Jamiat Ulama-i-Hind vows to safeguard madrasas

Proposed survey of unrecognised madrasas in Uttar Pradesh ‘smacks of evil intention’, Jamiat Ulama-i-Hind says

September 07, 2022 02:22 am | Updated 02:22 am IST

Muslim young boys seen reading the Quran together at a madrasa. File

Muslim young boys seen reading the Quran together at a madrasa. File | Photo Credit: Getty Images

The proposed survey of unrecognised madrasas in Uttar Pradesh “smacks of evil intention”, rectors of more than 200 madrasas declared at a meeting in New Delhi.

At the meeting organised by the Jamiat Ulama-i-Hind, a pledge was undertaken “to safeguard madrasas at any cost” and set up a helpline for any seminary facing problem after the Adityanath government announced that it would “examine unrecognised madrasas” in the State.

Syed Arshad Madani, president, Jamiat, said, “We won’t let divisive forces put an end to madrasas.” The Jamiat confluence felt the upcoming survey of Islamic seminaries was “a malicious attempt to disparage the madrasa education system”.

The Jamiat reminded the authorities of the madrasas’ role in freedom struggle and their contribution in imparting learning to first generation learners besides those from ecnonomically weaker background.

Earlier, the Uttar Pradesh Government announced a survey of unrecognised madrassas in the State to gather information about the number of teachers, curriculum, and basic facilities available there, among others. The 12-point questionnaire proposed to be used by the U.P. government was discussed at the meeting and the participants felt “there is lack of consensus” in the new proposal”. “It seems hasty and not well thought through,” said a participant.

This is not the first time the Adityanath Government’s move with respect to madrasas has upset representatives of Islamic seminaries. In 2017, his government had asked madrasas to record the Independence Day celebrations alongwith the singing of the national anthem and submit the recording to district magistrates. The move upset madrasas who read in it an attempt to question their patriotism. Later, the State Government’s move to introduce secular education did not go down well. Though the participants felt the madrasa system needed a dash of modernity, concerns were raised about “the government’s retrograde mindset”. Pointing out that there was a trust deficit with respect to government, the rectors blamed the authorities for “adopting a combative approach” which leads to fear among the people and “builds a barrier of mistrust between the communities”.
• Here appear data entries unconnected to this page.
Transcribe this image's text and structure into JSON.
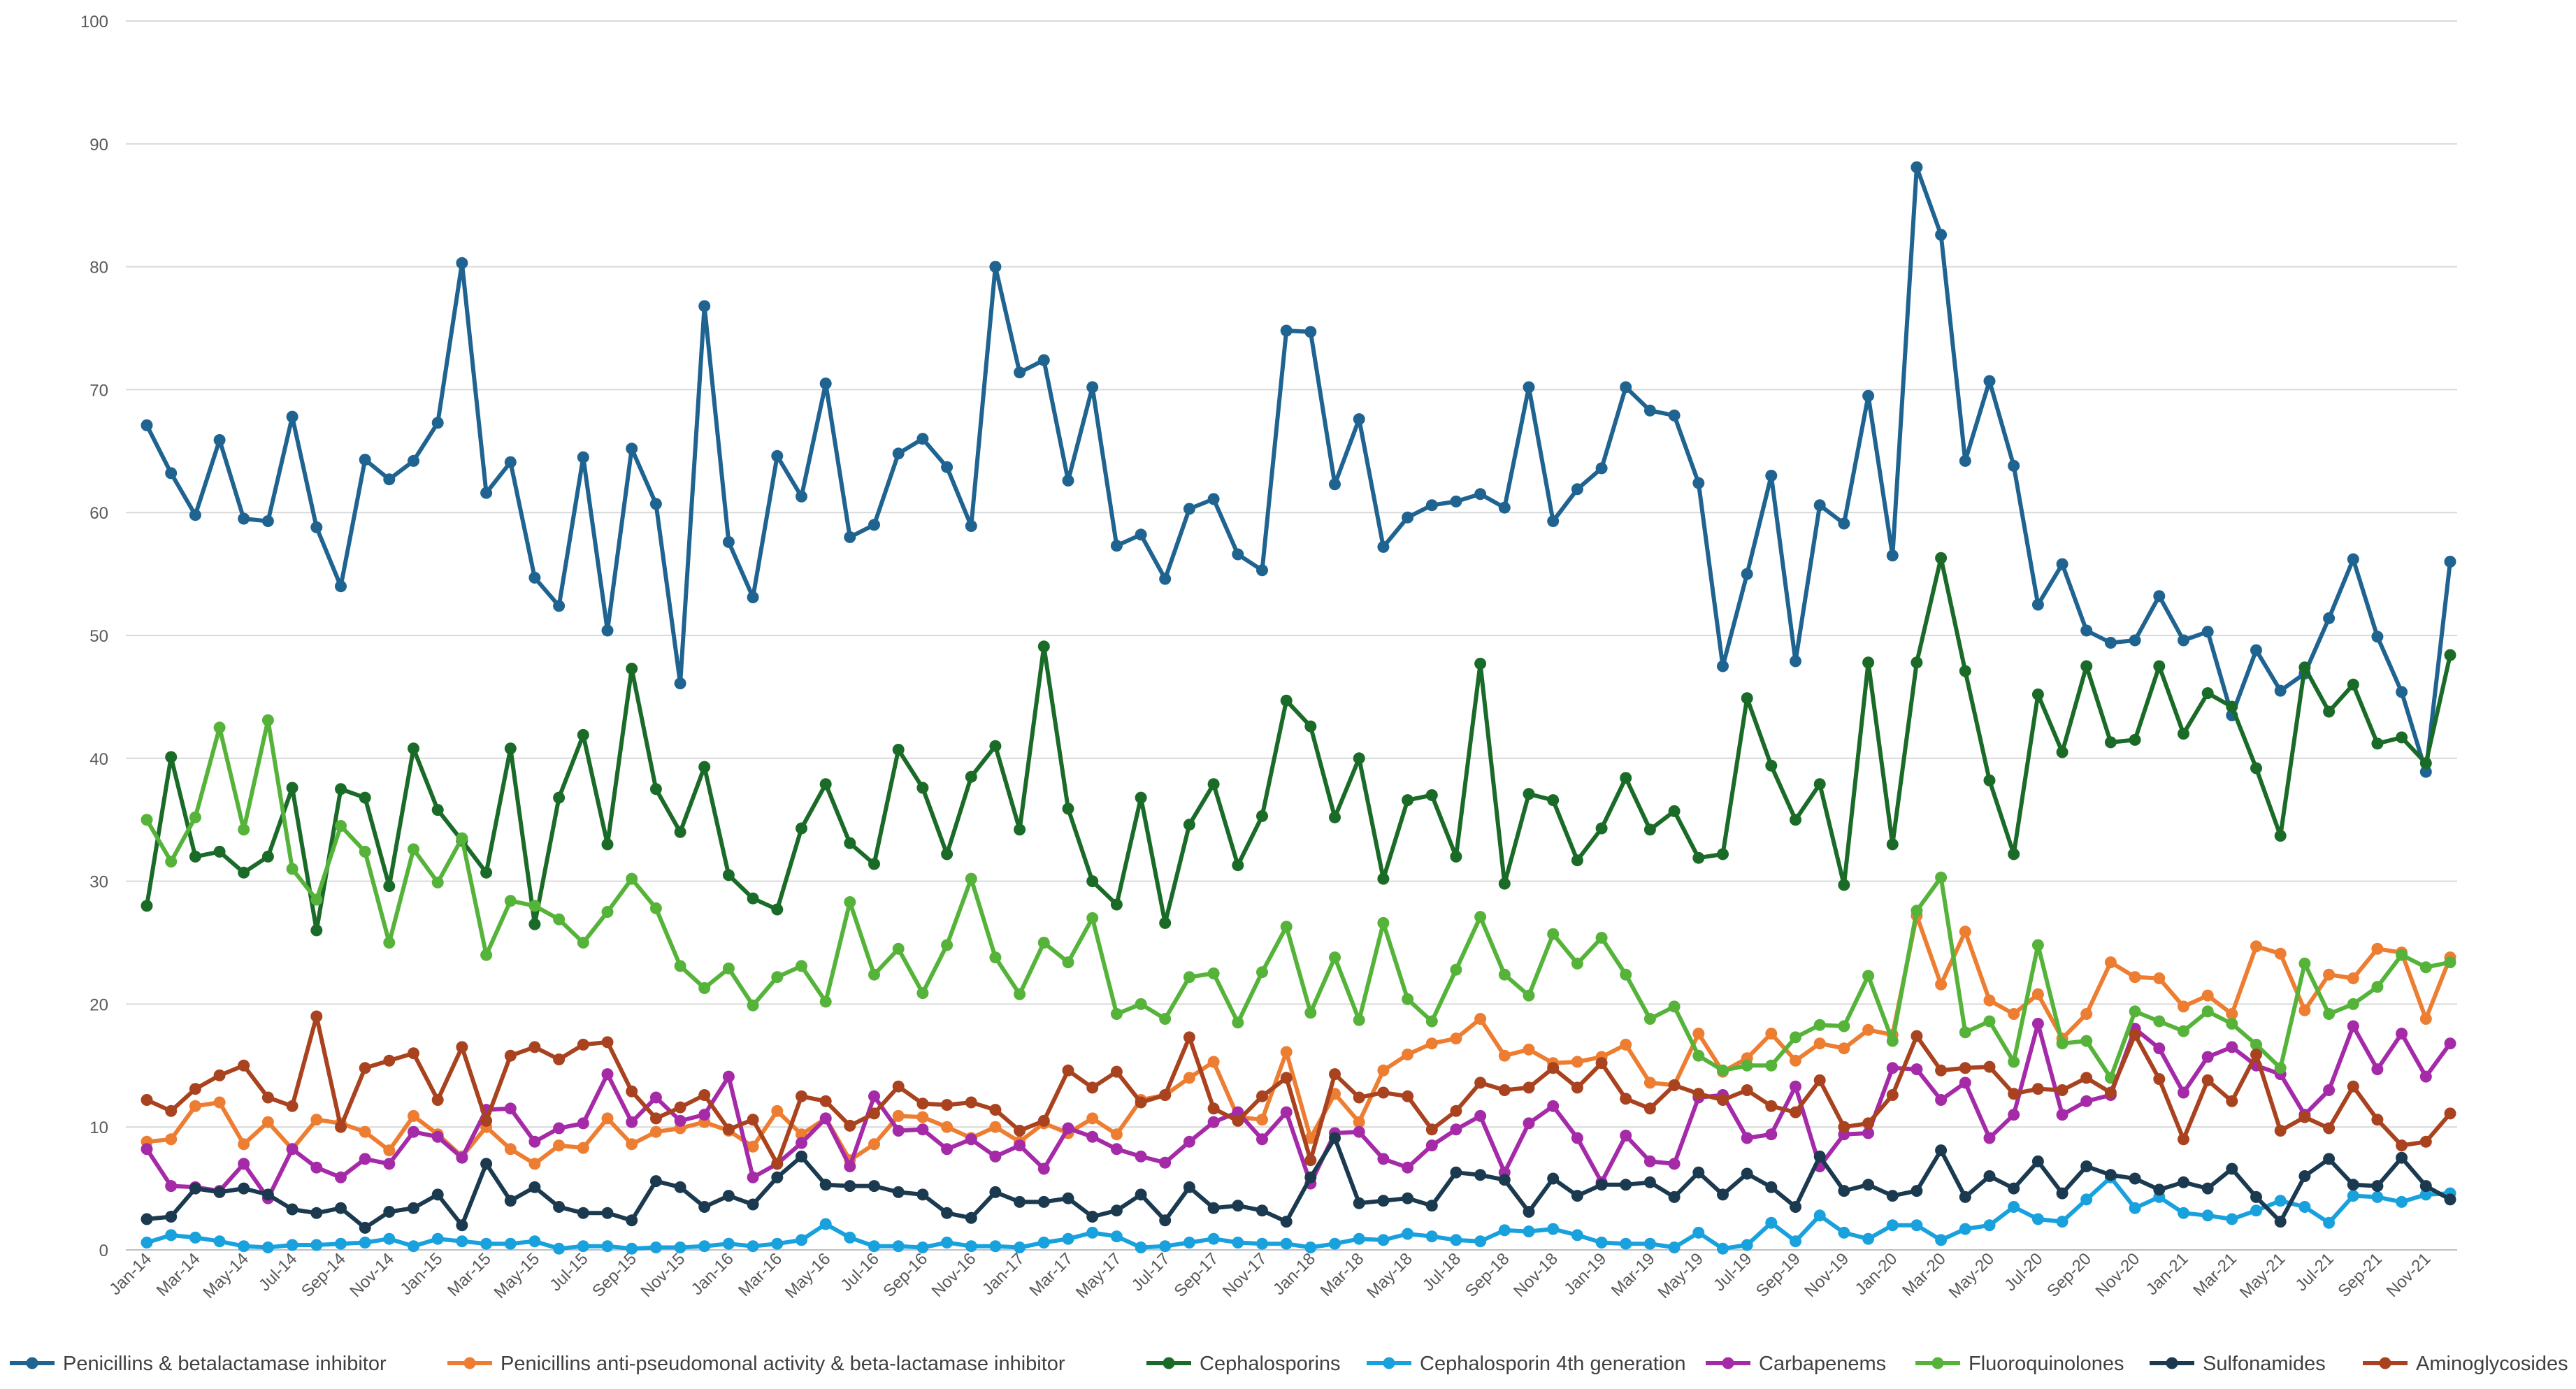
{
  "chart_data": {
    "type": "line",
    "ylim": [
      0,
      100
    ],
    "y_ticks": [
      0,
      10,
      20,
      30,
      40,
      50,
      60,
      70,
      80,
      90,
      100
    ],
    "grid": true,
    "legend_position": "bottom",
    "x": [
      "Jan-14",
      "Feb-14",
      "Mar-14",
      "Apr-14",
      "May-14",
      "Jun-14",
      "Jul-14",
      "Aug-14",
      "Sep-14",
      "Oct-14",
      "Nov-14",
      "Dec-14",
      "Jan-15",
      "Feb-15",
      "Mar-15",
      "Apr-15",
      "May-15",
      "Jun-15",
      "Jul-15",
      "Aug-15",
      "Sep-15",
      "Oct-15",
      "Nov-15",
      "Dec-15",
      "Jan-16",
      "Feb-16",
      "Mar-16",
      "Apr-16",
      "May-16",
      "Jun-16",
      "Jul-16",
      "Aug-16",
      "Sep-16",
      "Oct-16",
      "Nov-16",
      "Dec-16",
      "Jan-17",
      "Feb-17",
      "Mar-17",
      "Apr-17",
      "May-17",
      "Jun-17",
      "Jul-17",
      "Aug-17",
      "Sep-17",
      "Oct-17",
      "Nov-17",
      "Dec-17",
      "Jan-18",
      "Feb-18",
      "Mar-18",
      "Apr-18",
      "May-18",
      "Jun-18",
      "Jul-18",
      "Aug-18",
      "Sep-18",
      "Oct-18",
      "Nov-18",
      "Dec-18",
      "Jan-19",
      "Feb-19",
      "Mar-19",
      "Apr-19",
      "May-19",
      "Jun-19",
      "Jul-19",
      "Aug-19",
      "Sep-19",
      "Oct-19",
      "Nov-19",
      "Dec-19",
      "Jan-20",
      "Feb-20",
      "Mar-20",
      "Apr-20",
      "May-20",
      "Jun-20",
      "Jul-20",
      "Aug-20",
      "Sep-20",
      "Oct-20",
      "Nov-20",
      "Dec-20",
      "Jan-21",
      "Feb-21",
      "Mar-21",
      "Apr-21",
      "May-21",
      "Jun-21",
      "Jul-21",
      "Aug-21",
      "Sep-21",
      "Oct-21",
      "Nov-21",
      "Dec-21"
    ],
    "x_tick_labels": [
      "Jan-14",
      "Mar-14",
      "May-14",
      "Jul-14",
      "Sep-14",
      "Nov-14",
      "Jan-15",
      "Mar-15",
      "May-15",
      "Jul-15",
      "Sep-15",
      "Nov-15",
      "Jan-16",
      "Mar-16",
      "May-16",
      "Jul-16",
      "Sep-16",
      "Nov-16",
      "Jan-17",
      "Mar-17",
      "May-17",
      "Jul-17",
      "Sep-17",
      "Nov-17",
      "Jan-18",
      "Mar-18",
      "May-18",
      "Jul-18",
      "Sep-18",
      "Nov-18",
      "Jan-19",
      "Mar-19",
      "May-19",
      "Jul-19",
      "Sep-19",
      "Nov-19",
      "Jan-20",
      "Mar-20",
      "May-20",
      "Jul-20",
      "Sep-20",
      "Nov-20",
      "Jan-21",
      "Mar-21",
      "May-21",
      "Jul-21",
      "Sep-21",
      "Nov-21"
    ],
    "series": [
      {
        "name": "Penicillins & betalactamase inhibitor",
        "color": "#1f6391",
        "values": [
          67.1,
          63.2,
          59.8,
          65.9,
          59.5,
          59.3,
          67.8,
          58.8,
          54.0,
          64.3,
          62.7,
          64.2,
          67.3,
          80.3,
          61.6,
          64.1,
          54.7,
          52.4,
          64.5,
          50.4,
          65.2,
          60.7,
          46.1,
          76.8,
          57.6,
          53.1,
          64.6,
          61.3,
          70.5,
          58.0,
          59.0,
          64.8,
          66.0,
          63.7,
          58.9,
          80.0,
          71.4,
          72.4,
          62.6,
          70.2,
          57.3,
          58.2,
          54.6,
          60.3,
          61.1,
          56.6,
          55.3,
          74.8,
          74.7,
          62.3,
          67.6,
          57.2,
          59.6,
          60.6,
          60.9,
          61.5,
          60.4,
          70.2,
          59.3,
          61.9,
          63.6,
          70.2,
          68.3,
          67.9,
          62.4,
          47.5,
          55.0,
          63.0,
          47.9,
          60.6,
          59.1,
          69.5,
          56.5,
          88.1,
          82.6,
          64.2,
          70.7,
          63.8,
          52.5,
          55.8,
          50.4,
          49.4,
          49.6,
          53.2,
          49.6,
          50.3,
          43.5,
          48.8,
          45.5,
          46.9,
          51.4,
          56.2,
          49.9,
          45.4,
          38.9,
          56.0
        ]
      },
      {
        "name": "Penicillins anti-pseudomonal activity & beta-lactamase inhibitor",
        "color": "#ed7d31",
        "values": [
          8.8,
          9.0,
          11.7,
          12.0,
          8.6,
          10.4,
          8.2,
          10.6,
          10.3,
          9.6,
          8.1,
          10.9,
          9.4,
          7.6,
          10.0,
          8.2,
          7.0,
          8.5,
          8.3,
          10.7,
          8.6,
          9.6,
          9.9,
          10.4,
          9.7,
          8.4,
          11.3,
          9.4,
          10.7,
          7.3,
          8.6,
          10.9,
          10.8,
          10.0,
          9.1,
          10.0,
          8.8,
          10.3,
          9.5,
          10.7,
          9.4,
          12.2,
          12.6,
          14.0,
          15.3,
          10.8,
          10.6,
          16.1,
          9.1,
          12.7,
          10.4,
          14.6,
          15.9,
          16.8,
          17.2,
          18.8,
          15.8,
          16.3,
          15.2,
          15.3,
          15.7,
          16.7,
          13.6,
          13.4,
          17.6,
          14.5,
          15.6,
          17.6,
          15.4,
          16.8,
          16.4,
          17.9,
          17.5,
          27.2,
          21.6,
          25.9,
          20.3,
          19.2,
          20.8,
          17.2,
          19.2,
          23.4,
          22.2,
          22.1,
          19.8,
          20.7,
          19.2,
          24.7,
          24.1,
          19.5,
          22.4,
          22.1,
          24.5,
          24.2,
          18.8,
          23.8
        ]
      },
      {
        "name": "Cephalosporins",
        "color": "#1a6b28",
        "values": [
          28.0,
          40.1,
          32.0,
          32.4,
          30.7,
          32.0,
          37.6,
          26.0,
          37.5,
          36.8,
          29.6,
          40.8,
          35.8,
          33.3,
          30.7,
          40.8,
          26.5,
          36.8,
          41.9,
          33.0,
          47.3,
          37.5,
          34.0,
          39.3,
          30.5,
          28.6,
          27.7,
          34.3,
          37.9,
          33.1,
          31.4,
          40.7,
          37.6,
          32.2,
          38.5,
          41.0,
          34.2,
          49.1,
          35.9,
          30.0,
          28.1,
          36.8,
          26.6,
          34.6,
          37.9,
          31.3,
          35.3,
          44.7,
          42.6,
          35.2,
          40.0,
          30.2,
          36.6,
          37.0,
          32.0,
          47.7,
          29.8,
          37.1,
          36.6,
          31.7,
          34.3,
          38.4,
          34.2,
          35.7,
          31.9,
          32.2,
          44.9,
          39.4,
          35.0,
          37.9,
          29.7,
          47.8,
          33.0,
          47.8,
          56.3,
          47.1,
          38.2,
          32.2,
          45.2,
          40.5,
          47.5,
          41.3,
          41.5,
          47.5,
          42.0,
          45.3,
          44.2,
          39.2,
          33.7,
          47.4,
          43.8,
          46.0,
          41.2,
          41.7,
          39.6,
          48.4
        ]
      },
      {
        "name": "Cephalosporin 4th generation",
        "color": "#18a1dc",
        "values": [
          0.6,
          1.2,
          1.0,
          0.7,
          0.3,
          0.2,
          0.4,
          0.4,
          0.5,
          0.6,
          0.9,
          0.3,
          0.9,
          0.7,
          0.5,
          0.5,
          0.7,
          0.1,
          0.3,
          0.3,
          0.1,
          0.2,
          0.2,
          0.3,
          0.5,
          0.3,
          0.5,
          0.8,
          2.1,
          1.0,
          0.3,
          0.3,
          0.2,
          0.6,
          0.3,
          0.3,
          0.2,
          0.6,
          0.9,
          1.4,
          1.1,
          0.2,
          0.3,
          0.6,
          0.9,
          0.6,
          0.5,
          0.5,
          0.2,
          0.5,
          0.9,
          0.8,
          1.3,
          1.1,
          0.8,
          0.7,
          1.6,
          1.5,
          1.7,
          1.2,
          0.6,
          0.5,
          0.5,
          0.2,
          1.4,
          0.1,
          0.4,
          2.2,
          0.7,
          2.8,
          1.4,
          0.9,
          2.0,
          2.0,
          0.8,
          1.7,
          2.0,
          3.5,
          2.5,
          2.3,
          4.1,
          5.9,
          3.4,
          4.3,
          3.0,
          2.8,
          2.5,
          3.2,
          4.0,
          3.5,
          2.2,
          4.4,
          4.3,
          3.9,
          4.5,
          4.6
        ]
      },
      {
        "name": "Carbapenems",
        "color": "#a52aa8",
        "values": [
          8.2,
          5.2,
          5.1,
          4.8,
          7.0,
          4.2,
          8.2,
          6.7,
          5.9,
          7.4,
          7.0,
          9.6,
          9.2,
          7.5,
          11.4,
          11.5,
          8.8,
          9.9,
          10.3,
          14.3,
          10.4,
          12.4,
          10.5,
          11.0,
          14.1,
          5.9,
          7.0,
          8.7,
          10.7,
          6.8,
          12.5,
          9.7,
          9.8,
          8.2,
          9.0,
          7.6,
          8.5,
          6.6,
          9.9,
          9.2,
          8.2,
          7.6,
          7.1,
          8.8,
          10.4,
          11.2,
          9.0,
          11.2,
          5.4,
          9.5,
          9.6,
          7.4,
          6.7,
          8.5,
          9.8,
          10.9,
          6.3,
          10.3,
          11.7,
          9.1,
          5.5,
          9.3,
          7.2,
          7.0,
          12.4,
          12.6,
          9.1,
          9.4,
          13.3,
          6.8,
          9.4,
          9.5,
          14.8,
          14.7,
          12.2,
          13.6,
          9.1,
          11.0,
          18.4,
          11.0,
          12.1,
          12.6,
          18.0,
          16.4,
          12.8,
          15.7,
          16.5,
          15.0,
          14.3,
          11.0,
          13.0,
          18.2,
          14.7,
          17.6,
          14.1,
          16.8
        ]
      },
      {
        "name": "Fluoroquinolones",
        "color": "#55b33a",
        "values": [
          35.0,
          31.6,
          35.2,
          42.5,
          34.2,
          43.1,
          31.0,
          28.5,
          34.5,
          32.4,
          25.0,
          32.6,
          29.9,
          33.5,
          24.0,
          28.4,
          28.0,
          26.9,
          25.0,
          27.5,
          30.2,
          27.8,
          23.1,
          21.3,
          22.9,
          19.9,
          22.2,
          23.1,
          20.2,
          28.3,
          22.4,
          24.5,
          20.9,
          24.8,
          30.2,
          23.8,
          20.8,
          25.0,
          23.4,
          27.0,
          19.2,
          20.0,
          18.8,
          22.2,
          22.5,
          18.5,
          22.6,
          26.3,
          19.3,
          23.8,
          18.7,
          26.6,
          20.4,
          18.6,
          22.8,
          27.1,
          22.4,
          20.7,
          25.7,
          23.3,
          25.4,
          22.4,
          18.8,
          19.8,
          15.8,
          14.6,
          15.0,
          15.0,
          17.3,
          18.3,
          18.2,
          22.3,
          17.0,
          27.6,
          30.3,
          17.7,
          18.6,
          15.3,
          24.8,
          16.8,
          17.0,
          14.0,
          19.4,
          18.6,
          17.8,
          19.4,
          18.4,
          16.7,
          14.8,
          23.3,
          19.2,
          20.0,
          21.4,
          24.0,
          23.0,
          23.4
        ]
      },
      {
        "name": "Sulfonamides",
        "color": "#1b3a50",
        "values": [
          2.5,
          2.7,
          5.0,
          4.7,
          5.0,
          4.5,
          3.3,
          3.0,
          3.4,
          1.8,
          3.1,
          3.4,
          4.5,
          2.0,
          7.0,
          4.0,
          5.1,
          3.5,
          3.0,
          3.0,
          2.4,
          5.6,
          5.1,
          3.5,
          4.4,
          3.7,
          5.9,
          7.6,
          5.3,
          5.2,
          5.2,
          4.7,
          4.5,
          3.0,
          2.6,
          4.7,
          3.9,
          3.9,
          4.2,
          2.7,
          3.2,
          4.5,
          2.4,
          5.1,
          3.4,
          3.6,
          3.2,
          2.3,
          5.9,
          9.1,
          3.8,
          4.0,
          4.2,
          3.6,
          6.3,
          6.1,
          5.7,
          3.1,
          5.8,
          4.4,
          5.3,
          5.3,
          5.5,
          4.3,
          6.3,
          4.5,
          6.2,
          5.1,
          3.5,
          7.6,
          4.8,
          5.3,
          4.4,
          4.8,
          8.1,
          4.3,
          6.0,
          5.0,
          7.2,
          4.6,
          6.8,
          6.1,
          5.8,
          4.9,
          5.5,
          5.0,
          6.6,
          4.3,
          2.3,
          6.0,
          7.4,
          5.3,
          5.2,
          7.5,
          5.2,
          4.1
        ]
      },
      {
        "name": "Aminoglycosides",
        "color": "#a9421e",
        "values": [
          12.2,
          11.3,
          13.1,
          14.2,
          15.0,
          12.4,
          11.7,
          19.0,
          10.0,
          14.8,
          15.4,
          16.0,
          12.2,
          16.5,
          10.5,
          15.8,
          16.5,
          15.5,
          16.7,
          16.9,
          12.9,
          10.7,
          11.6,
          12.6,
          9.8,
          10.6,
          7.0,
          12.5,
          12.1,
          10.1,
          11.1,
          13.3,
          11.9,
          11.8,
          12.0,
          11.4,
          9.7,
          10.5,
          14.6,
          13.2,
          14.5,
          12.0,
          12.6,
          17.3,
          11.5,
          10.5,
          12.5,
          14.0,
          7.3,
          14.3,
          12.4,
          12.8,
          12.5,
          9.8,
          11.3,
          13.6,
          13.0,
          13.2,
          14.8,
          13.2,
          15.2,
          12.3,
          11.5,
          13.4,
          12.7,
          12.2,
          13.0,
          11.7,
          11.2,
          13.8,
          10.0,
          10.3,
          12.6,
          17.4,
          14.6,
          14.8,
          14.9,
          12.7,
          13.1,
          13.0,
          14.0,
          12.8,
          17.5,
          13.9,
          9.0,
          13.8,
          12.1,
          15.9,
          9.7,
          10.8,
          9.9,
          13.3,
          10.6,
          8.5,
          8.8,
          11.1
        ]
      }
    ]
  }
}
“It is malicious to refer to madrasas as not adhering to the government system. It is essential to respond with a reasonable approach,” Mahmood Asad Madani, the meeting’s organiser said. “The madrasa system is education is our inherited wealth. It will be safeguarded at all costs,” said Mahmood Madani, adding, “A steering committee has been formed for further action. We want to take things to logical conclusion.”

The steering committee includes Syed Arshad Madani, President of Jamiat Ulama-i-Hind, Mufti Abul Qasim Nomani, rector, Darul Uloom Deoband; Maulana Muhammad Sufyan Qasmi, rector, Darul Uloom Waqf, Deoband besides Maulana Hakimuddin Qasmi, General Secretary of Jamiat Ulama-i-Hind, Kamal Farooqui, member, All India Muslim Personal Law Board, and Mujtabi Farooq of the Jamaat-e-Islami Hind, etc.

The meeting also took stock of the banes of the madrasa education system and agreed to “fix any legal flaws” in the internal system, set up a madrasa helpline and encourage madrasas to begin offering modern education besides theological lessons.

“Although we have always made an effort to ensure that our religious institutions operate in peace and cooperation, divisive forces seek to put an end to us. We won’t ever permit this,” summed up Arshad Madani, pointing out “the existence of madrasas is necessary for the country’s survival. Its 1200 year old history attests to the fact that this is where the country has always been built.”